La Monusco accuse : le M 23 viole, pille et tue !

images « Dans les régions du territoire de Rutshuru occupées par le M23, les enlèvements de civils, les viols, les meurtres ainsi que les pillages récurrents perpétrés par les éléments de ce mouvement rebelle, demeurent une source de préoccupation majeure au plan sécuritaire et à celui du respect des Droits de l’Homme » Cette inquiétude de la Monusco a été exprimée à haute voix, hier mercredi 3 juillet 2013 lors de son rendez-vous hebdomadaire avec les professionnels des médias congolais dans son quartier général à Kinshasa.

         En effet, a rapporté le porte-parole militaire, le lieutenant-colonel Félix Prosper Basse, en date du 25 juin 2013, des informations reçues de sources concordantes au poste opérationnel de la MONUSCO de Katale, ont fait état du viol d’une mineure de onze (11) ans dans cette localité, située à 50 kilomètres au Nord de Goma, par deux éléments du M23. « Les coupables ont été arrêtés par le commandement de ce groupe rebelle et transférés vers ses positions des ‘’Lignes de la Cavalerie’’, dans la région de Rumangabo ; tandis que la victime a été admise à l’hôpital de Rutshuru», a-t-il précisé.

         Le même jour, les éléments du M23 qui pillaient la localité de Kabaya, situé à 5 kilomètres au Sud-est de Katale dans le territoire de Rutshuru, ont blessé une femme qui a été admise à l’hôpital de Rutshuru dans un état critique. A la même date, 2 éléments du M23 qui tentaient de piller 2 motocyclistes en déplacement sur l’axe Kalengera-Kako, ont volontairement ouvert le feu et blessé ces derniers à 60 kilomètres au Nord de Goma. L’un d’entre eux, grièvement blessé, a été admis à l’hôpital de Rutshuru, et l’autre évacué vers le centre de santé de Kalengera pour sa prise en charge médicale.

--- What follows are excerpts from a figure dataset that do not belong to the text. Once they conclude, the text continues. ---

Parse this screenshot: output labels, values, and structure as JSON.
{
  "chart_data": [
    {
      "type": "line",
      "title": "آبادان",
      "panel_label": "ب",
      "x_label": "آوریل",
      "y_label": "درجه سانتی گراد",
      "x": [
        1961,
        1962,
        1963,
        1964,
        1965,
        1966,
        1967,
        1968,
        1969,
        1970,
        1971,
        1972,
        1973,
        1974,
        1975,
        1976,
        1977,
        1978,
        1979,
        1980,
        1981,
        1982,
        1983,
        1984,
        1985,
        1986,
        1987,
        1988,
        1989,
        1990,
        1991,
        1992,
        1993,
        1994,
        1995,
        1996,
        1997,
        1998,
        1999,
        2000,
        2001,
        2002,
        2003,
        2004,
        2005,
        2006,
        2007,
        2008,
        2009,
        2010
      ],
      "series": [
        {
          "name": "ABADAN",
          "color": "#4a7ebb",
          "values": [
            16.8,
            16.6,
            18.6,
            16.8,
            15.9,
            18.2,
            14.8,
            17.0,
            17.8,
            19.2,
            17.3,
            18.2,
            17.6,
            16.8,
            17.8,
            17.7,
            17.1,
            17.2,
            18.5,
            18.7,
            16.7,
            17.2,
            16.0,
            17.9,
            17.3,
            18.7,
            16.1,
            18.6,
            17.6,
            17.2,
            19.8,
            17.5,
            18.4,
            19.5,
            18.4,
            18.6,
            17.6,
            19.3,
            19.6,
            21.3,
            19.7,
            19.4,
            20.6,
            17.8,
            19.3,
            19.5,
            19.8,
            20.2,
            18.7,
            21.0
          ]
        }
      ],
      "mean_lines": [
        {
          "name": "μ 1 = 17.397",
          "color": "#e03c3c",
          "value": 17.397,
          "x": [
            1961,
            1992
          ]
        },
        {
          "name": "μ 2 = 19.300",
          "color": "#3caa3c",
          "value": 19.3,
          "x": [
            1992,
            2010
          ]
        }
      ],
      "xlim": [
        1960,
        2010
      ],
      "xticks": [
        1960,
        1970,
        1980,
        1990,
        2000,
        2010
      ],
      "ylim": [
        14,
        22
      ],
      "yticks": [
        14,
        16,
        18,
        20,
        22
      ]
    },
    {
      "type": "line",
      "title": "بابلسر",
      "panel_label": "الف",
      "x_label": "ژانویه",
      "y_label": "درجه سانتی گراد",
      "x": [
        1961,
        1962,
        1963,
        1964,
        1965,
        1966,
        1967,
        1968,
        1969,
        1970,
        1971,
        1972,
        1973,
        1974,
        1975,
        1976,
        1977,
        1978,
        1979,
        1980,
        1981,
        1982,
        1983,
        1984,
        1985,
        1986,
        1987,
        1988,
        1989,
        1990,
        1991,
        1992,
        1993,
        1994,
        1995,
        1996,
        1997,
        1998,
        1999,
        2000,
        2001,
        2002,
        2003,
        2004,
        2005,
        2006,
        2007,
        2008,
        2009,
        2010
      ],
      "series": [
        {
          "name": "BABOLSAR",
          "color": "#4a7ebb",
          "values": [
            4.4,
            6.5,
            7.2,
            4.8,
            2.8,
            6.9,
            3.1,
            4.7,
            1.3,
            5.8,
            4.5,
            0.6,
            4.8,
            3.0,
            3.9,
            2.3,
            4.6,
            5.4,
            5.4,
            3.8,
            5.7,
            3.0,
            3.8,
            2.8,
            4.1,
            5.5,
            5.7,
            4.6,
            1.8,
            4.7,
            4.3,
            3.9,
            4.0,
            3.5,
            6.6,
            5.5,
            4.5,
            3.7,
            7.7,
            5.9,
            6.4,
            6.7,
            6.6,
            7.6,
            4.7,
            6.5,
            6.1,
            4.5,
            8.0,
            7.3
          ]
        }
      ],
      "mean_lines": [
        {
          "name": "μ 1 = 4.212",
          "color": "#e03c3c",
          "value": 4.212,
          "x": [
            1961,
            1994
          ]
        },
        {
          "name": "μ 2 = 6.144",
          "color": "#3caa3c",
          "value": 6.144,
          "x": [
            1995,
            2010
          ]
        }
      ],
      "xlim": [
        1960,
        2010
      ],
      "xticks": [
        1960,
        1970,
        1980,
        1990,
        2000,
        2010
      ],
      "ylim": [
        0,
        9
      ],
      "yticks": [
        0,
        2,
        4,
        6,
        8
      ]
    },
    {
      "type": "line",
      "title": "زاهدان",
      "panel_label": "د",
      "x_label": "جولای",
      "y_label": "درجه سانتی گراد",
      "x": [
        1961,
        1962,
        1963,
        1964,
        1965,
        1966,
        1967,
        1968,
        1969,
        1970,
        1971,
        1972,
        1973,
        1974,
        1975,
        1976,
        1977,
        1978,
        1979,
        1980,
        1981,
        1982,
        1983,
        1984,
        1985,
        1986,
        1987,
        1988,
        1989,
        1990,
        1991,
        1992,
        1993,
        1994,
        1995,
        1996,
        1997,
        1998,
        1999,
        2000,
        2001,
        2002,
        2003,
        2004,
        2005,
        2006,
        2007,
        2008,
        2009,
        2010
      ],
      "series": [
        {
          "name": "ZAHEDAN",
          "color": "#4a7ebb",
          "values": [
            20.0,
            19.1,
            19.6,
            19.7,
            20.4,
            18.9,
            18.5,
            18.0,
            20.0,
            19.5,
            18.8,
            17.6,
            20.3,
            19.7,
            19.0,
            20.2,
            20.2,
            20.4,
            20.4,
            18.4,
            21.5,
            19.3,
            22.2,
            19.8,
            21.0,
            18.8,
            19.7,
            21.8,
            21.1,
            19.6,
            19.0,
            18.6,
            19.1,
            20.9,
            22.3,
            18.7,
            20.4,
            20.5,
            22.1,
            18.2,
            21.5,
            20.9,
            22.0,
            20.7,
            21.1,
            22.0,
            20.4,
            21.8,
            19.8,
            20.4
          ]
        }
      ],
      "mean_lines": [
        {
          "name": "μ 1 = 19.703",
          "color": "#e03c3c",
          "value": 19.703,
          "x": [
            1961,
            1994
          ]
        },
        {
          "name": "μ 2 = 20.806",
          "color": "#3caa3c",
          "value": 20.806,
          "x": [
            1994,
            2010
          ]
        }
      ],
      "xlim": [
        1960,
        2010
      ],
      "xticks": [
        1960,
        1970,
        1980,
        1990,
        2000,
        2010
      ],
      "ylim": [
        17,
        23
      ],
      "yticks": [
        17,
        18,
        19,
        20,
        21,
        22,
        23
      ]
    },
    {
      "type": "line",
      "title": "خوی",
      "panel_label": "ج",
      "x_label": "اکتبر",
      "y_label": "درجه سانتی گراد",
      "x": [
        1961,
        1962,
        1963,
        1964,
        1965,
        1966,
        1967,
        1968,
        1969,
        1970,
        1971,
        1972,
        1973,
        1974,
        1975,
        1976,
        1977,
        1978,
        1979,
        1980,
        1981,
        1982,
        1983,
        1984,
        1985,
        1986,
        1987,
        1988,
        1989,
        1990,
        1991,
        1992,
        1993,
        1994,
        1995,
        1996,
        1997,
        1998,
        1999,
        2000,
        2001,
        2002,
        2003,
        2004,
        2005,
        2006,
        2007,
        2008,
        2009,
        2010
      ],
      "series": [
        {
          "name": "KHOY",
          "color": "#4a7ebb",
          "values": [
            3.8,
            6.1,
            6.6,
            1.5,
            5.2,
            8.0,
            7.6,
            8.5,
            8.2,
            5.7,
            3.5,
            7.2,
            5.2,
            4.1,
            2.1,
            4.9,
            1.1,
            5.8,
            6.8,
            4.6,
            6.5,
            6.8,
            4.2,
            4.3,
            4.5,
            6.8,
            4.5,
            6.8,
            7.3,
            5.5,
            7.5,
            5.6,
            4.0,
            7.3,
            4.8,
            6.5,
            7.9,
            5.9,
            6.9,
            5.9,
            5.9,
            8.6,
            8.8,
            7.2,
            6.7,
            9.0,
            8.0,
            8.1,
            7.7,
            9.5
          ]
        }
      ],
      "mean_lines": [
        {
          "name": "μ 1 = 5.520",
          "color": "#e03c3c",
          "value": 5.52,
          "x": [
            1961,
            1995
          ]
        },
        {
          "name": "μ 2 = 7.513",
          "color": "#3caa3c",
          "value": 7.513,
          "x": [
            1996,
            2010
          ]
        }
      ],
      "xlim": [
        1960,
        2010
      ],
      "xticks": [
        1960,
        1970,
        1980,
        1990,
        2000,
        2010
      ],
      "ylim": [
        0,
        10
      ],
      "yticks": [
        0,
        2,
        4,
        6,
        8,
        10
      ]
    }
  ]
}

         Par ailleurs, le 30 juin 2013, les rapports font état d’un (01) Pasteur qui a été tué par les éléments du M23 au

quartier Murambi à Rutshuru-centre alors qu’il revenait d’une séance de prières avec les patients du centre de santé local. « Ce crime a causé la panique au sein de la population locale, qui a déserté les rues. Le corps a été déposé à la morgue de l’hôpital général de Rutshuru par un groupe de jeunes » a indiqué le casque bleu onusien.

         En outre, a ajouté Felix Prosper Basse, le 2 juillet 2013, la Force de la MONUSCO a déployé de toute urgence une unité de réaction rapide, pour mettre un terme aux pillages commis par les rebelles du M23 contre les populations civiles de Kanyaruchina. Un Capitaine du M23 a été appréhendé durant cette intervention.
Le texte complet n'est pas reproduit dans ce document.